Belum lama ini, berita yang cukup viral datang dari Puan Maharani. Puan sendiri sekarang tengah menjabat sebagai Ketua DPR RI periode 2019-2024, sekaligus menjadi salah satu politikus yang terus diisukan untuk maju mencalonkan diri pada kontestasi pilpres 2024 yang akan datang. Belum lama ini, terdapat kabar bahwa Puan Maharani menggunakan tie-in publicity untuk meningkatkan valuenya dimata masyarakat, yakni dengan berbagi sembako yang dibungkus dengan wajahnya didepan. Penulis melihat ini sebagai sebuah tie-in publicity, karena memang Puan memanfaatkan sebuah kejadian yang extra ordinary yakni pandemi untuk dijadikan ajang publisitas. Tidak sampai disitu Puan juga menggunakan tie-in publicity lainnya, dengan cara memasang baliho di lokasi Semeru. Dengan banyaknya turis yang berkunjung kelokasi Semeru, mungkin menjadi waktu yang tepat untuk Puan melakukan hal demikian untuk menaikan elektabilitasnya kedepan.
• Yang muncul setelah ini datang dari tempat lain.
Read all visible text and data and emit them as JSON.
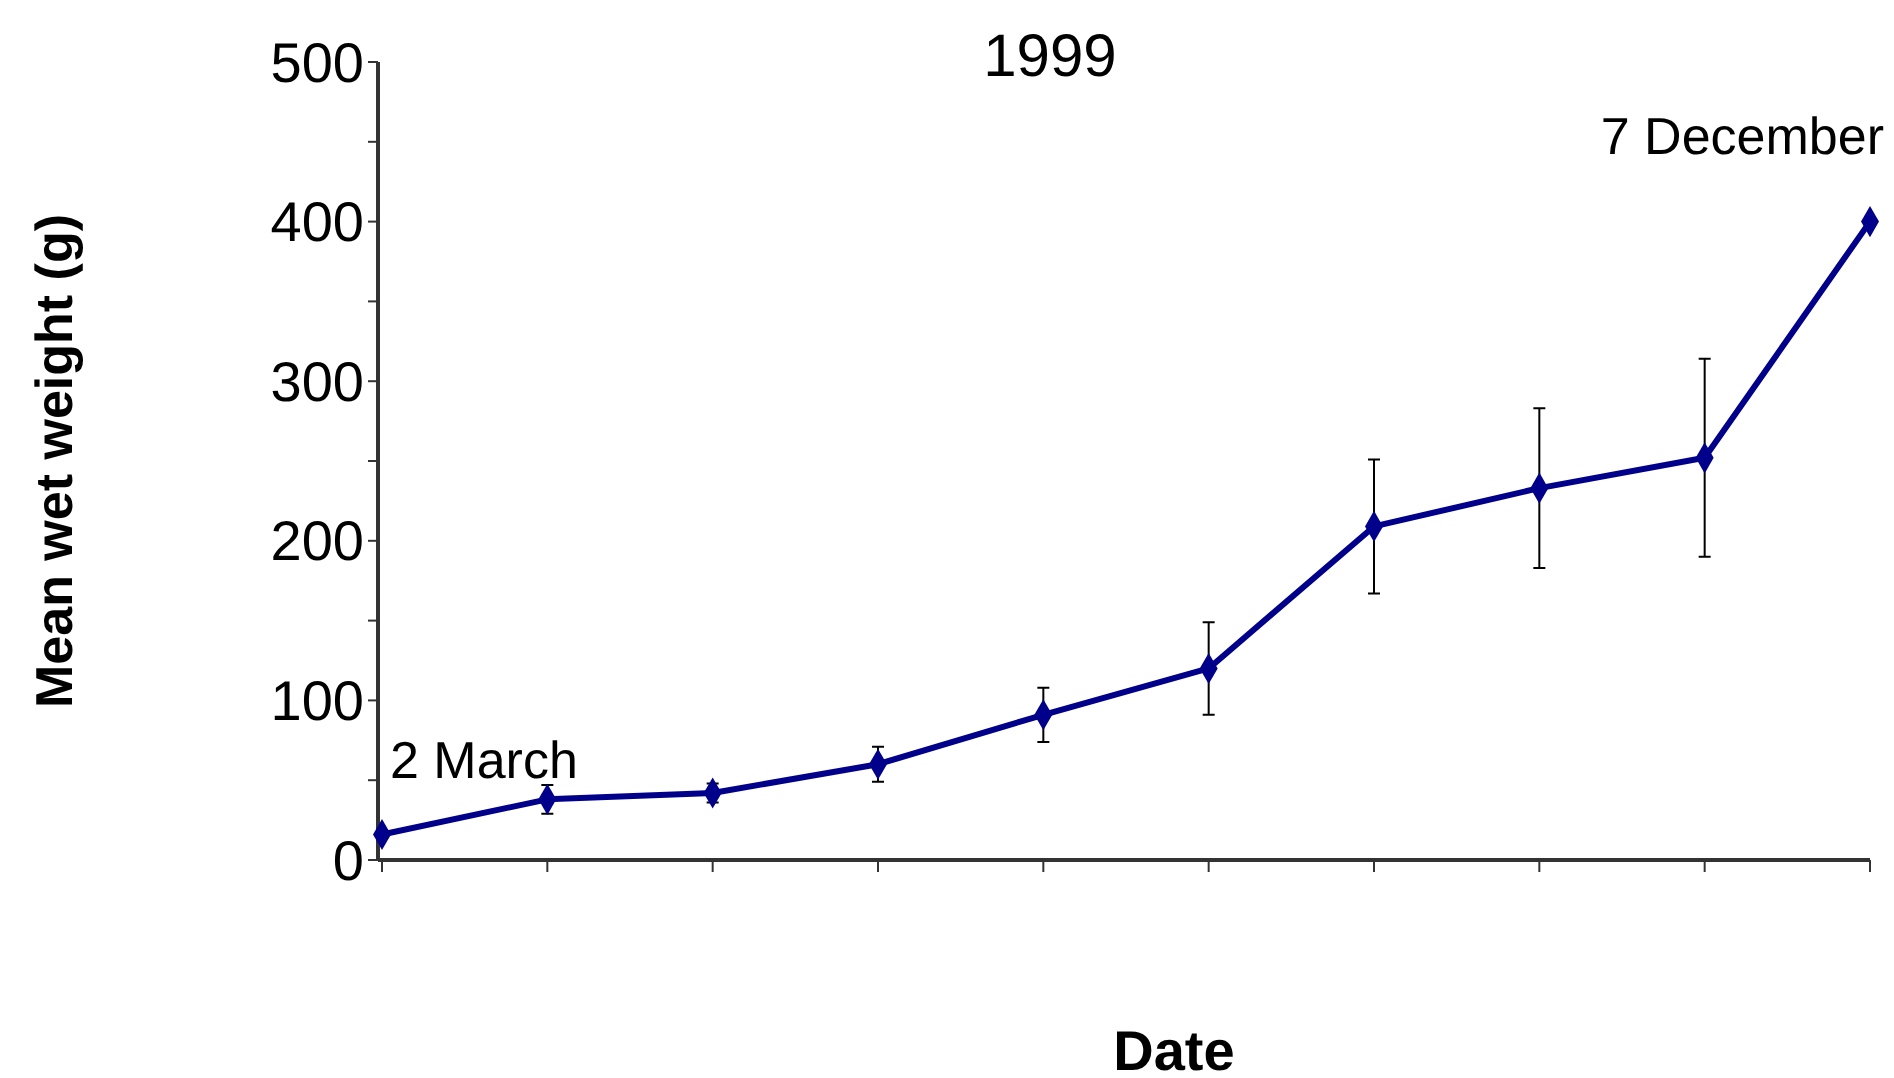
{
  "chart_data": {
    "type": "line",
    "title": "1999",
    "xlabel": "Date",
    "ylabel": "Mean wet weight (g)",
    "categories": [
      null,
      null,
      null,
      null,
      null,
      null,
      null,
      null,
      null,
      null
    ],
    "series": [
      {
        "color": "#00008b",
        "values": [
          16,
          38,
          42,
          60,
          91,
          120,
          209,
          233,
          252,
          400
        ],
        "errors": [
          null,
          9,
          6,
          11,
          17,
          29,
          42,
          50,
          62,
          null
        ]
      }
    ],
    "ylim": [
      0,
      500
    ],
    "yticks": [
      0,
      {
        "value": 50,
        "label": null
      },
      100,
      {
        "value": 150,
        "label": null
      },
      200,
      {
        "value": 250,
        "label": null
      },
      300,
      {
        "value": 350,
        "label": null
      },
      400,
      {
        "value": 450,
        "label": null
      },
      500
    ],
    "marker": "diamond",
    "line_style": "solid",
    "annotations": [
      "2 March",
      "7 December"
    ]
  }
}
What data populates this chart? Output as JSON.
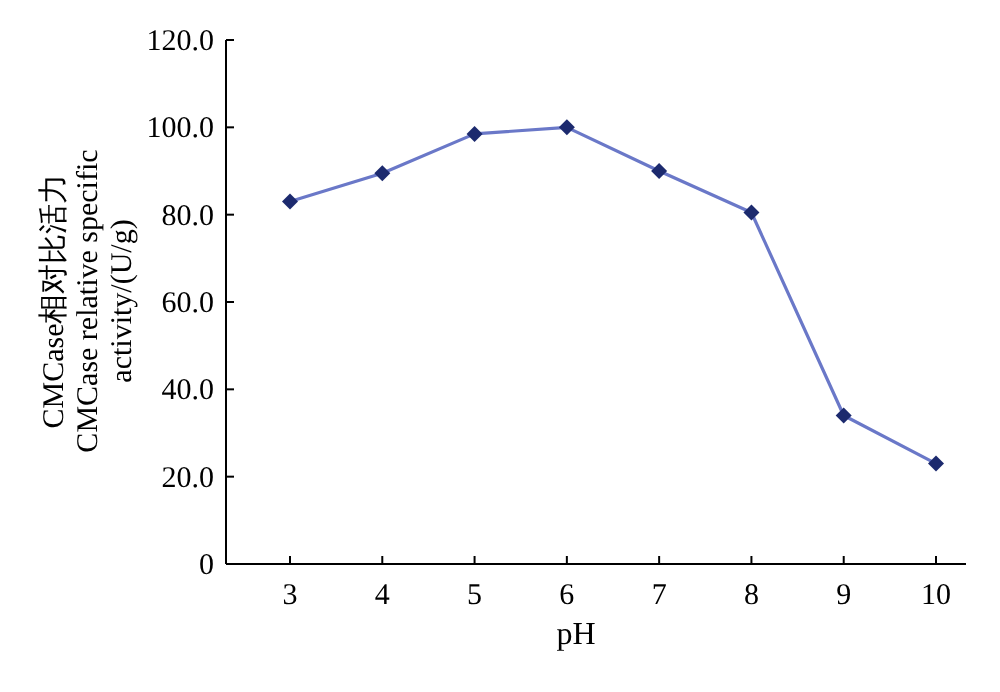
{
  "chart_data": {
    "type": "line",
    "xlabel": "pH",
    "ylabel": "CMCase相对比活力 CMCase relative specific activity/(U/g)",
    "categories": [
      "3",
      "4",
      "5",
      "6",
      "7",
      "8",
      "9",
      "10"
    ],
    "series": [
      {
        "color": "#6a78c8",
        "values": [
          83,
          89.5,
          98.5,
          100,
          90,
          80.5,
          34,
          23
        ]
      }
    ],
    "ylim": [
      0,
      120
    ],
    "yticks": [
      {
        "value": 0,
        "label": "0"
      },
      {
        "value": 20,
        "label": "20.0"
      },
      {
        "value": 40,
        "label": "40.0"
      },
      {
        "value": 60,
        "label": "60.0"
      },
      {
        "value": 80,
        "label": "80.0"
      },
      {
        "value": 100,
        "label": "100.0"
      },
      {
        "value": 120,
        "label": "120.0"
      }
    ],
    "marker": "diamond",
    "line_style": "solid",
    "grid": false
  }
}
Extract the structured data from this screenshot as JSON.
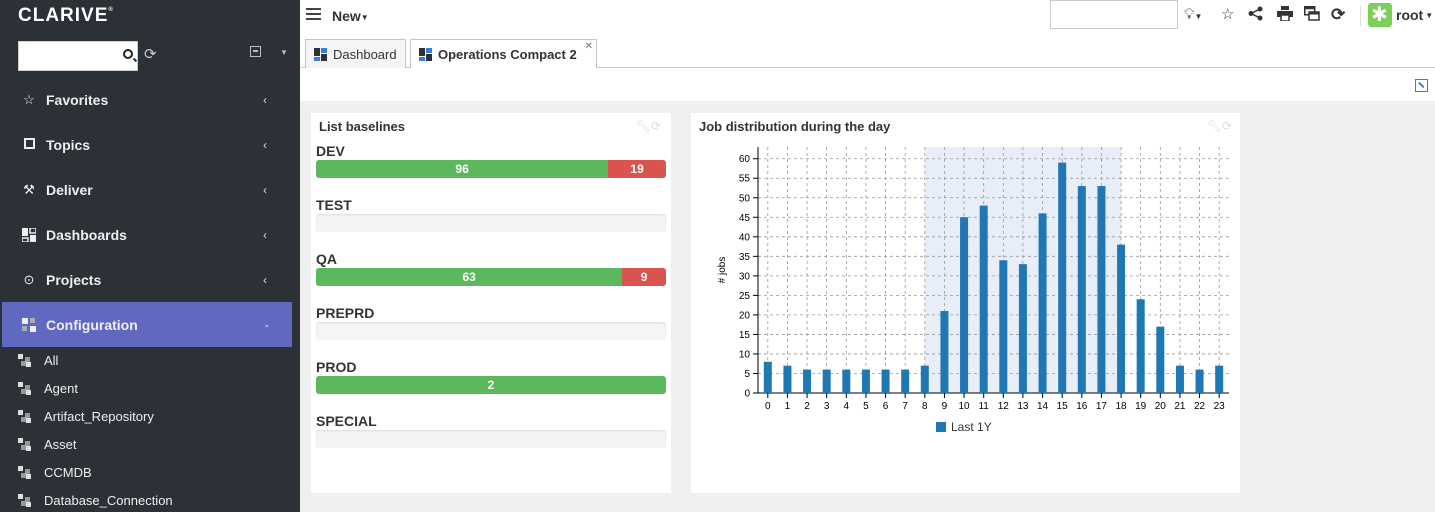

Tidak hanya puan, berbagai macam elemen politik juga ikut memanfaatkan pandemi sebagai ajang untuk menyuburkan tie-in publicity. Salah satunya adalah partai Demokrat yang membagikan 1.000 paket sembako, dan masih banyak lagi. Dari berbagai data dan fakta yang dikumpulkan, penulis melihat bahwa tie-in publicity dengan jenis berbagi sembako menjadi primadona dikala pandemi Covid-19, karena memang membantu secara materi dimasa pandemi yang mana orang-orang kesulitan mencari hal tersebut akan sangat efektif. Maka dari itu, berbagi sembako menjadi publisitas yang banyak dilakukan oleh para politikus dimasa pandemi.
Paid Publicity
Publisitas terakhir adalah paid publicity, yang mana salah satu contohnya adalah dengan membayar media untuk kebutuhan publisitasnya. Penulis merasa, strategi publisitas paid publicity juga masih menjadi sebuah pilihan utama bagi para politikus, contohnya masih dapat ditemukan baliho-baliho dipinggir jalan atau dijembatan penyebrangan orang. Namun bedanya dimasa pandemi ini, baliho tersebut ditambahkan embel-embel mengenai "jaga imun", atau hal-hal yang bersangkutan dengan pandemi seperti gerakan memakai masker dan lain sebagainya. Pada paid publicity, penulis menilai iklan-iklan menggunakan media seperti baliho masih menjadi pilihan dimasa pandemi ini.
Simpulan dan Saran
Kesimpulan dari pembahasan yang sudah dijabarkan oleh penulis diatas adalah bahwa, nyatanya semua jenis publisitas masih digunakan oleh para aktor politik meski dalam suasana pandemi. Namun memang kenyataannya ada yang menjadi primadona dan pilihan, bahkan menjamur dikalangan aktor politik dan ada juga yang kurang dilirik karena memang tidak cocok dengan suasana pandemi. Seperti contohnya adalah Free ride publicity, dimana pada masa pandemi seperti sekarang pemerintah melarang orang menciptakan kerumunan, padahal umumnya Free ride publicity menggunakan acara-acara yang dibentuk oleh masyarakat sebagai alat publisitas. Sebaliknya, pada masa pandemi penulis melihat bahwa tie-in publicity menjadi primadona dan pilihan bagi para aktor politik, karena memang bisa dikatakan tie-in publicity sangat cocok dengan kondisi masyarakat pada saat ini. Terlebih lagi pandemi menjadi sebuah event yang memang bisa dibilang extra ordinary, sehingga para aktor politik banyak yang memilih tipe publisitas ini. Penulis juga menilai bahwa sebenarnya teknik publisitas tie-in publicity dengan membagi-bagikan sembako adalah teknik yang kuno namun berhasil pada masa sekarang.